Plaintiff was the owner of a 1974 Cutlass automobile, having purchased this car new for Four Thousand, Seven Hundred Dollars ($4,700.00), and in October of 1979, he brought said car to the defendant to have the transmission replaced. Defendant contradicts this and states that plaintiff authorized him to either repair or replace said transmission. A dispute developed between the parties when plaintiff returned for his vehicle and he refused to pay the defendant the full amount of his repairs, since his requested work was not performed. Additionally, attempts were made by plaintiff to obtain his vehicle without success, and later, the defendant sold plaintiff’s automobile under the Louisiana Stored Motor Vehicle Law.

Plaintiff and two of his witnesses, Mr. Hilliard and Mr. James, testified that plaintiff returned to defendant’s shop to obtain his vehicle and to pay the bill, but that the defendant refused to permit plaintiff to obtain his vehicle, and advised plaintiff that the ear was his.

Subsequently, after proceeding under the provisions of R.S. 32:521, et seq., the defendant received from the Motor Vehicle Department a permit to sell and then title the vehicle in his own name. The vehicle was later sold to Mr. Clark Nickens on February 25, 1980, for One Thousand Dollars ($1,000.00).

FINDINGS

In the Court’s view, the central issue involved in this case is whether or not Louisiana’s Stored Motor Vehicle Law applies to the facts of this case and affords to the defendant the remedy which he availed himself of.

In his memorandum, the defendant cites the case of Thompson v. Wormack, 231 So.2d 636, which is a 1970 case from the Third Circuit Court of Appeal, for the proposition that the artisan who has repaired an article may retain the same until his bill is paid and the repairman may proceed to have the thing sold under his privilege where the debt has not been paid. This remedy to the repairman is conferred under Article 3217 of the Civil Code and under Louisiana R.S. 9:4501. The proper remedy or procedure available to defendant would have been to proceed under R.S. 9:4501, et seq., and to have the vehicle sold under the privilege afforded him herein. It is the Court’s opinion that the Louisiana Stored Motor Vehicle Law does not apply to the facts of this case and that the defendant was not authorized to proceed under this legislation.

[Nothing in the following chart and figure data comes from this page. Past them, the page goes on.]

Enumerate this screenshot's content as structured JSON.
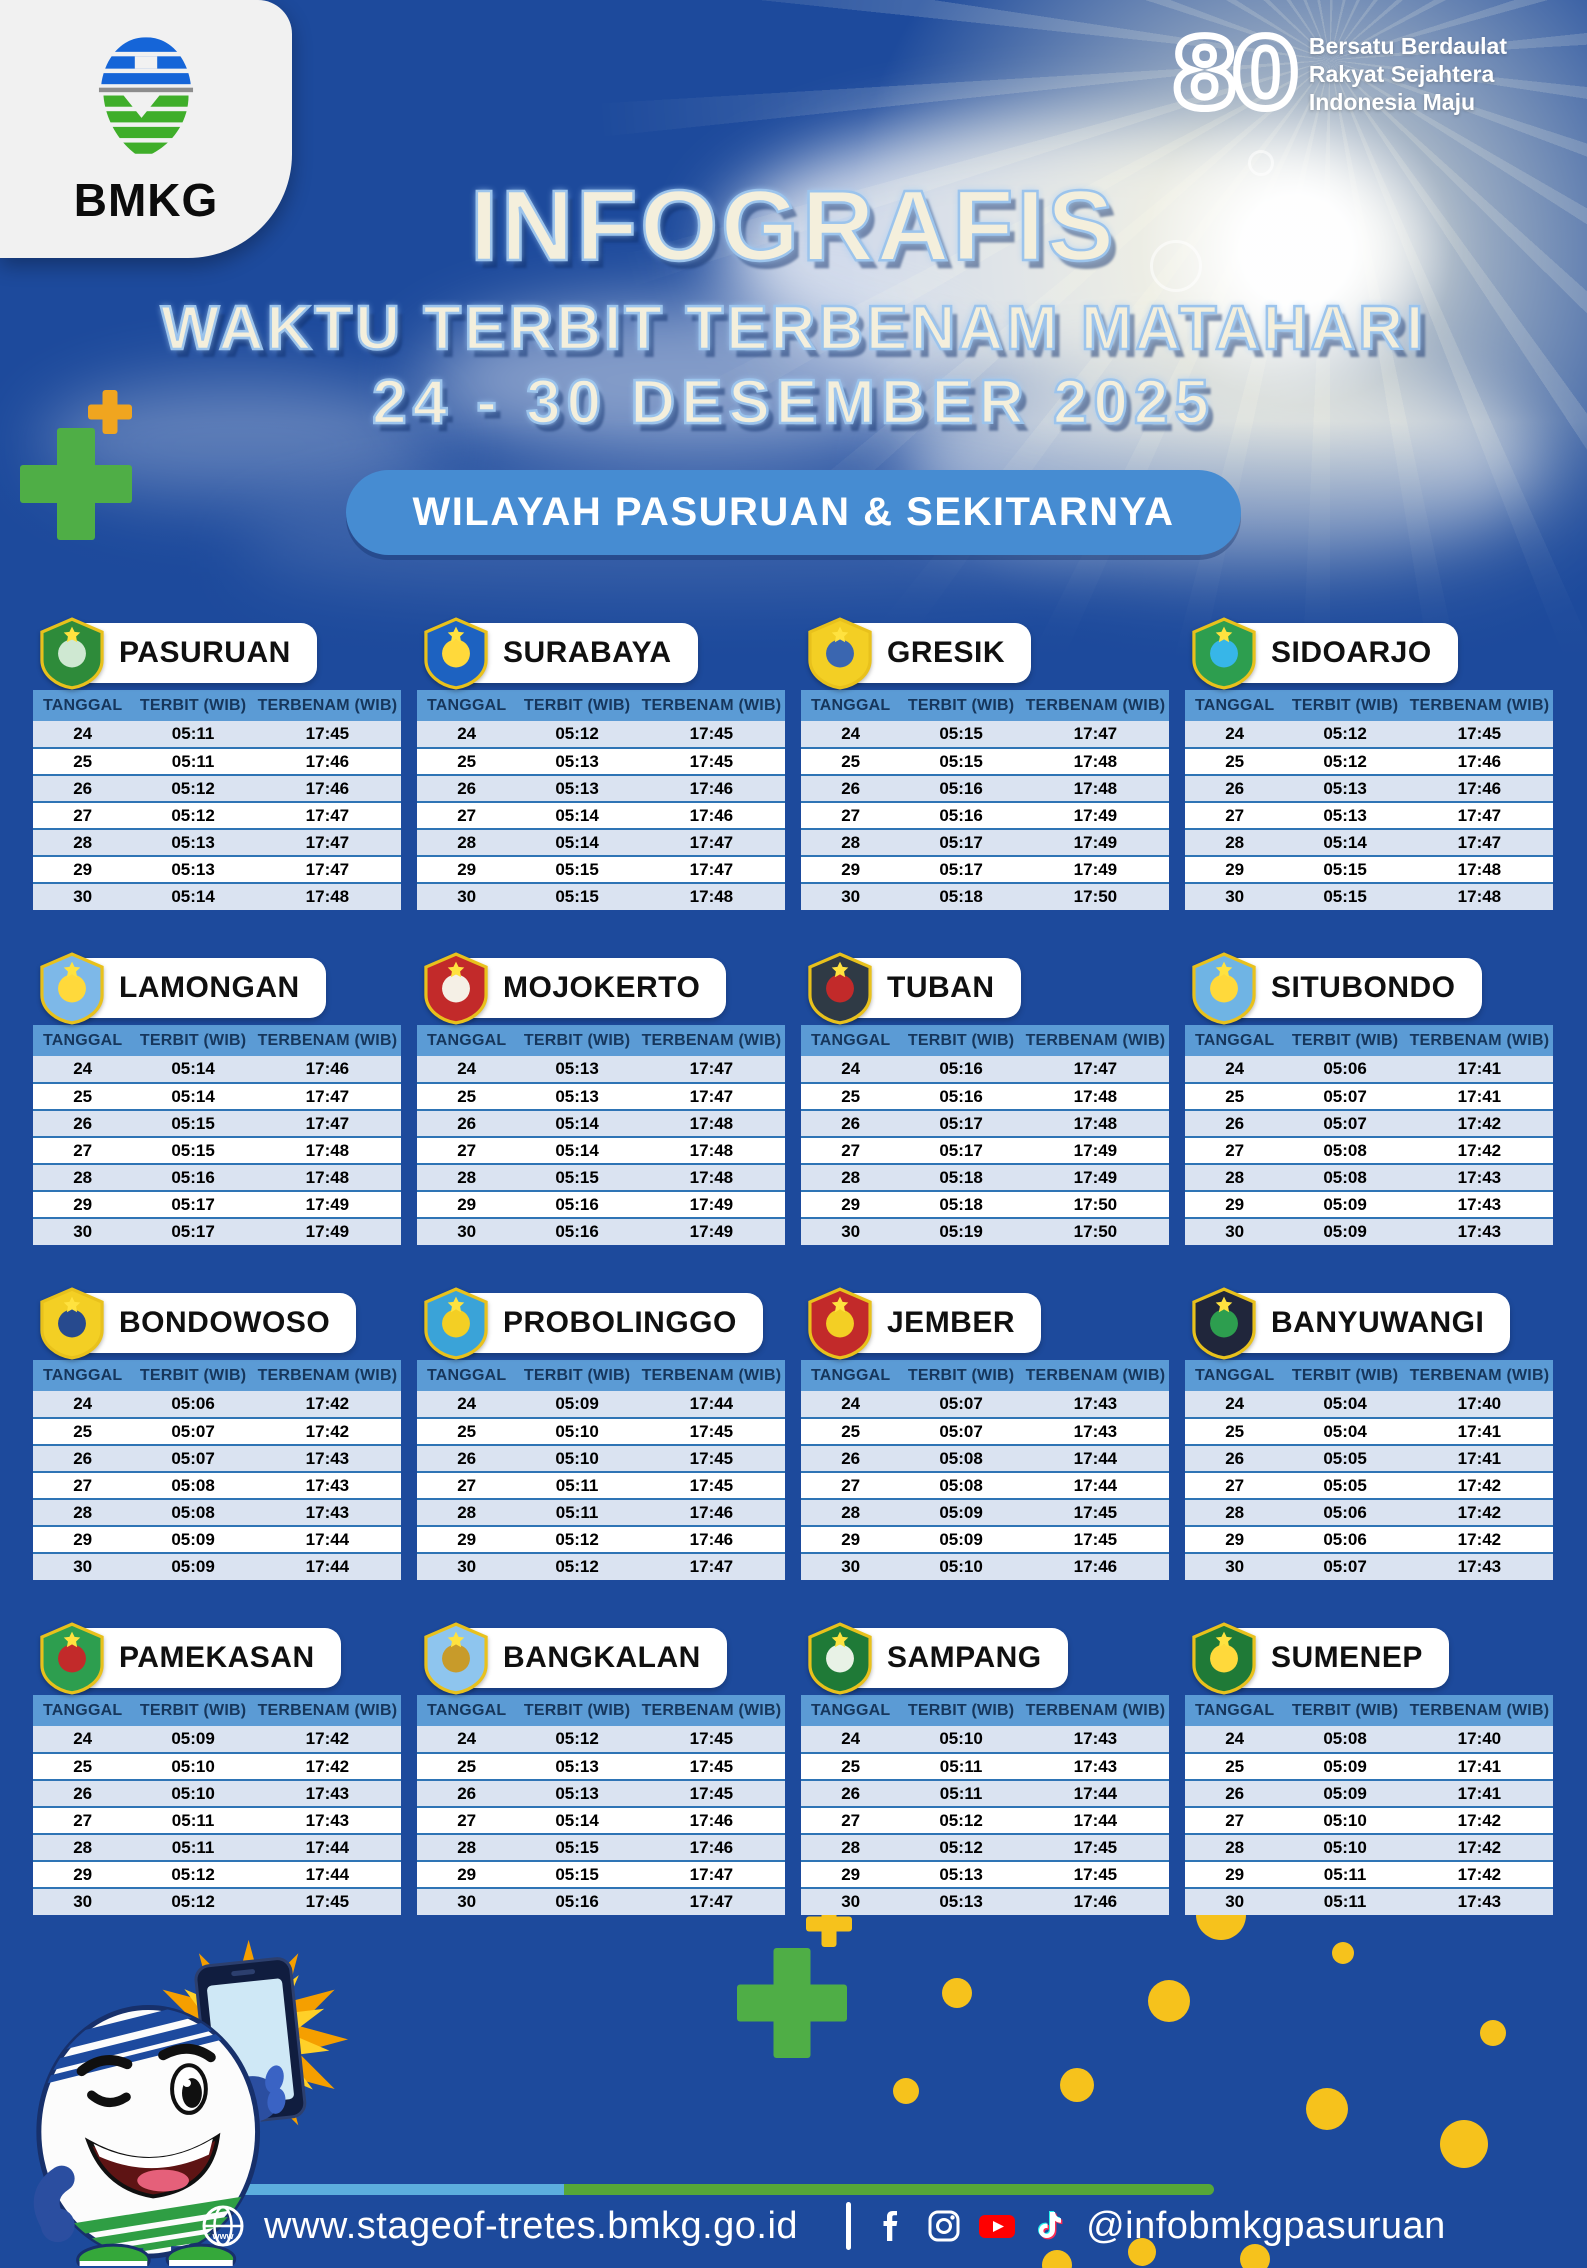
{
  "header": {
    "agency": "BMKG",
    "badge_80": {
      "number": "80",
      "lines": [
        "Bersatu Berdaulat",
        "Rakyat Sejahtera",
        "Indonesia Maju"
      ]
    },
    "title_line1": "INFOGRAFIS",
    "title_line2": "WAKTU TERBIT TERBENAM MATAHARI",
    "title_line3": "24 - 30 DESEMBER 2025",
    "region_pill": "WILAYAH PASURUAN & SEKITARNYA"
  },
  "table_columns": [
    "TANGGAL",
    "TERBIT (WIB)",
    "TERBENAM (WIB)"
  ],
  "cities": [
    {
      "name": "PASURUAN",
      "crest": [
        "#2e8b3a",
        "#cfe8d2"
      ],
      "rows": [
        [
          "24",
          "05:11",
          "17:45"
        ],
        [
          "25",
          "05:11",
          "17:46"
        ],
        [
          "26",
          "05:12",
          "17:46"
        ],
        [
          "27",
          "05:12",
          "17:47"
        ],
        [
          "28",
          "05:13",
          "17:47"
        ],
        [
          "29",
          "05:13",
          "17:47"
        ],
        [
          "30",
          "05:14",
          "17:48"
        ]
      ]
    },
    {
      "name": "SURABAYA",
      "crest": [
        "#1d62c1",
        "#ffd93b"
      ],
      "rows": [
        [
          "24",
          "05:12",
          "17:45"
        ],
        [
          "25",
          "05:13",
          "17:45"
        ],
        [
          "26",
          "05:13",
          "17:46"
        ],
        [
          "27",
          "05:14",
          "17:46"
        ],
        [
          "28",
          "05:14",
          "17:47"
        ],
        [
          "29",
          "05:15",
          "17:47"
        ],
        [
          "30",
          "05:15",
          "17:48"
        ]
      ]
    },
    {
      "name": "GRESIK",
      "crest": [
        "#f3cf24",
        "#3a66b0"
      ],
      "rows": [
        [
          "24",
          "05:15",
          "17:47"
        ],
        [
          "25",
          "05:15",
          "17:48"
        ],
        [
          "26",
          "05:16",
          "17:48"
        ],
        [
          "27",
          "05:16",
          "17:49"
        ],
        [
          "28",
          "05:17",
          "17:49"
        ],
        [
          "29",
          "05:17",
          "17:49"
        ],
        [
          "30",
          "05:18",
          "17:50"
        ]
      ]
    },
    {
      "name": "SIDOARJO",
      "crest": [
        "#2d9e4f",
        "#37b6e8"
      ],
      "rows": [
        [
          "24",
          "05:12",
          "17:45"
        ],
        [
          "25",
          "05:12",
          "17:46"
        ],
        [
          "26",
          "05:13",
          "17:46"
        ],
        [
          "27",
          "05:13",
          "17:47"
        ],
        [
          "28",
          "05:14",
          "17:47"
        ],
        [
          "29",
          "05:15",
          "17:48"
        ],
        [
          "30",
          "05:15",
          "17:48"
        ]
      ]
    },
    {
      "name": "LAMONGAN",
      "crest": [
        "#7db8e8",
        "#ffd93b"
      ],
      "rows": [
        [
          "24",
          "05:14",
          "17:46"
        ],
        [
          "25",
          "05:14",
          "17:47"
        ],
        [
          "26",
          "05:15",
          "17:47"
        ],
        [
          "27",
          "05:15",
          "17:48"
        ],
        [
          "28",
          "05:16",
          "17:48"
        ],
        [
          "29",
          "05:17",
          "17:49"
        ],
        [
          "30",
          "05:17",
          "17:49"
        ]
      ]
    },
    {
      "name": "MOJOKERTO",
      "crest": [
        "#c22a2a",
        "#f5f0e6"
      ],
      "rows": [
        [
          "24",
          "05:13",
          "17:47"
        ],
        [
          "25",
          "05:13",
          "17:47"
        ],
        [
          "26",
          "05:14",
          "17:48"
        ],
        [
          "27",
          "05:14",
          "17:48"
        ],
        [
          "28",
          "05:15",
          "17:48"
        ],
        [
          "29",
          "05:16",
          "17:49"
        ],
        [
          "30",
          "05:16",
          "17:49"
        ]
      ]
    },
    {
      "name": "TUBAN",
      "crest": [
        "#2f3a45",
        "#c22a2a"
      ],
      "rows": [
        [
          "24",
          "05:16",
          "17:47"
        ],
        [
          "25",
          "05:16",
          "17:48"
        ],
        [
          "26",
          "05:17",
          "17:48"
        ],
        [
          "27",
          "05:17",
          "17:49"
        ],
        [
          "28",
          "05:18",
          "17:49"
        ],
        [
          "29",
          "05:18",
          "17:50"
        ],
        [
          "30",
          "05:19",
          "17:50"
        ]
      ]
    },
    {
      "name": "SITUBONDO",
      "crest": [
        "#6fb4e4",
        "#ffd93b"
      ],
      "rows": [
        [
          "24",
          "05:06",
          "17:41"
        ],
        [
          "25",
          "05:07",
          "17:41"
        ],
        [
          "26",
          "05:07",
          "17:42"
        ],
        [
          "27",
          "05:08",
          "17:42"
        ],
        [
          "28",
          "05:08",
          "17:43"
        ],
        [
          "29",
          "05:09",
          "17:43"
        ],
        [
          "30",
          "05:09",
          "17:43"
        ]
      ]
    },
    {
      "name": "BONDOWOSO",
      "crest": [
        "#f3cf24",
        "#274a8e"
      ],
      "rows": [
        [
          "24",
          "05:06",
          "17:42"
        ],
        [
          "25",
          "05:07",
          "17:42"
        ],
        [
          "26",
          "05:07",
          "17:43"
        ],
        [
          "27",
          "05:08",
          "17:43"
        ],
        [
          "28",
          "05:08",
          "17:43"
        ],
        [
          "29",
          "05:09",
          "17:44"
        ],
        [
          "30",
          "05:09",
          "17:44"
        ]
      ]
    },
    {
      "name": "PROBOLINGGO",
      "crest": [
        "#3aa3d8",
        "#f3cf24"
      ],
      "rows": [
        [
          "24",
          "05:09",
          "17:44"
        ],
        [
          "25",
          "05:10",
          "17:45"
        ],
        [
          "26",
          "05:10",
          "17:45"
        ],
        [
          "27",
          "05:11",
          "17:45"
        ],
        [
          "28",
          "05:11",
          "17:46"
        ],
        [
          "29",
          "05:12",
          "17:46"
        ],
        [
          "30",
          "05:12",
          "17:47"
        ]
      ]
    },
    {
      "name": "JEMBER",
      "crest": [
        "#c22a2a",
        "#f3cf24"
      ],
      "rows": [
        [
          "24",
          "05:07",
          "17:43"
        ],
        [
          "25",
          "05:07",
          "17:43"
        ],
        [
          "26",
          "05:08",
          "17:44"
        ],
        [
          "27",
          "05:08",
          "17:44"
        ],
        [
          "28",
          "05:09",
          "17:45"
        ],
        [
          "29",
          "05:09",
          "17:45"
        ],
        [
          "30",
          "05:10",
          "17:46"
        ]
      ]
    },
    {
      "name": "BANYUWANGI",
      "crest": [
        "#20263b",
        "#2d9e4f"
      ],
      "rows": [
        [
          "24",
          "05:04",
          "17:40"
        ],
        [
          "25",
          "05:04",
          "17:41"
        ],
        [
          "26",
          "05:05",
          "17:41"
        ],
        [
          "27",
          "05:05",
          "17:42"
        ],
        [
          "28",
          "05:06",
          "17:42"
        ],
        [
          "29",
          "05:06",
          "17:42"
        ],
        [
          "30",
          "05:07",
          "17:43"
        ]
      ]
    },
    {
      "name": "PAMEKASAN",
      "crest": [
        "#2d9e4f",
        "#c22a2a"
      ],
      "rows": [
        [
          "24",
          "05:09",
          "17:42"
        ],
        [
          "25",
          "05:10",
          "17:42"
        ],
        [
          "26",
          "05:10",
          "17:43"
        ],
        [
          "27",
          "05:11",
          "17:43"
        ],
        [
          "28",
          "05:11",
          "17:44"
        ],
        [
          "29",
          "05:12",
          "17:44"
        ],
        [
          "30",
          "05:12",
          "17:45"
        ]
      ]
    },
    {
      "name": "BANGKALAN",
      "crest": [
        "#8ec5ee",
        "#c89b2a"
      ],
      "rows": [
        [
          "24",
          "05:12",
          "17:45"
        ],
        [
          "25",
          "05:13",
          "17:45"
        ],
        [
          "26",
          "05:13",
          "17:45"
        ],
        [
          "27",
          "05:14",
          "17:46"
        ],
        [
          "28",
          "05:15",
          "17:46"
        ],
        [
          "29",
          "05:15",
          "17:47"
        ],
        [
          "30",
          "05:16",
          "17:47"
        ]
      ]
    },
    {
      "name": "SAMPANG",
      "crest": [
        "#1f7a37",
        "#e8f2e6"
      ],
      "rows": [
        [
          "24",
          "05:10",
          "17:43"
        ],
        [
          "25",
          "05:11",
          "17:43"
        ],
        [
          "26",
          "05:11",
          "17:44"
        ],
        [
          "27",
          "05:12",
          "17:44"
        ],
        [
          "28",
          "05:12",
          "17:45"
        ],
        [
          "29",
          "05:13",
          "17:45"
        ],
        [
          "30",
          "05:13",
          "17:46"
        ]
      ]
    },
    {
      "name": "SUMENEP",
      "crest": [
        "#1f7a37",
        "#ffd93b"
      ],
      "rows": [
        [
          "24",
          "05:08",
          "17:40"
        ],
        [
          "25",
          "05:09",
          "17:41"
        ],
        [
          "26",
          "05:09",
          "17:41"
        ],
        [
          "27",
          "05:10",
          "17:42"
        ],
        [
          "28",
          "05:10",
          "17:42"
        ],
        [
          "29",
          "05:11",
          "17:42"
        ],
        [
          "30",
          "05:11",
          "17:43"
        ]
      ]
    }
  ],
  "footer": {
    "website": "www.stageof-tretes.bmkg.go.id",
    "separator": "|",
    "social_icons": [
      "facebook",
      "instagram",
      "youtube",
      "tiktok"
    ],
    "handle": "@infobmkgpasuruan"
  },
  "colors": {
    "background": "#1d4a9c",
    "table_header": "#5b9bd5",
    "table_header_text": "#16365c",
    "table_row_alt": "#dae3f1",
    "table_row": "#ffffff",
    "row_divider": "#2e74b5",
    "pill": "#468cd2",
    "title_fill": "#f4efdc",
    "title_outline": "#9cc4ec",
    "accent_green": "#4fae46",
    "accent_yellow": "#f6c21c"
  }
}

Having failed to do so, the actions of the defendant in this case constitutes an illegal conversion of plaintiff’s property, which subjects him to damages under Article 2315 of the Civil Code.

DAMAGES

Plaintiff testified that he purchased the vehicle new, for Four Thousand, Seven Hundred Dollars ($4,700.00). Mr. Bennett, who qualified as an expert used car appraiser, testified that, in his opinion, the car was valued at Two Thousand, Three Hundred Dollars ($2,300.00) in May of 1979. The date on which plaintiff delivered his vehicle to the defendant was October 30, 1979; therefore, this would involve a depreciation of approximately five or six months since *10the date of the appraisal. The Court feels that an allowance of Six Hundred Dollars ($600.00) for this depreciation interval is reasonable, leaving a net value of One Thousand, Seven Hundred Dollars ($1)700.00) for this item. The Court feels that a fair value for the various items claimed by the plaintiff is Two Hundred Dollars ($200.00), plus the sum of Five Hundred Dollars ($500.00) for the inconvenience, embarrassment and humiliation of being without a car for approximately four months, and having to depend on friends for transportation. The Court will not allow any claim for attorneys fees, because there has been no showing that attorneys fees are provided for in this instance.

Judgment will be signed accordingly.”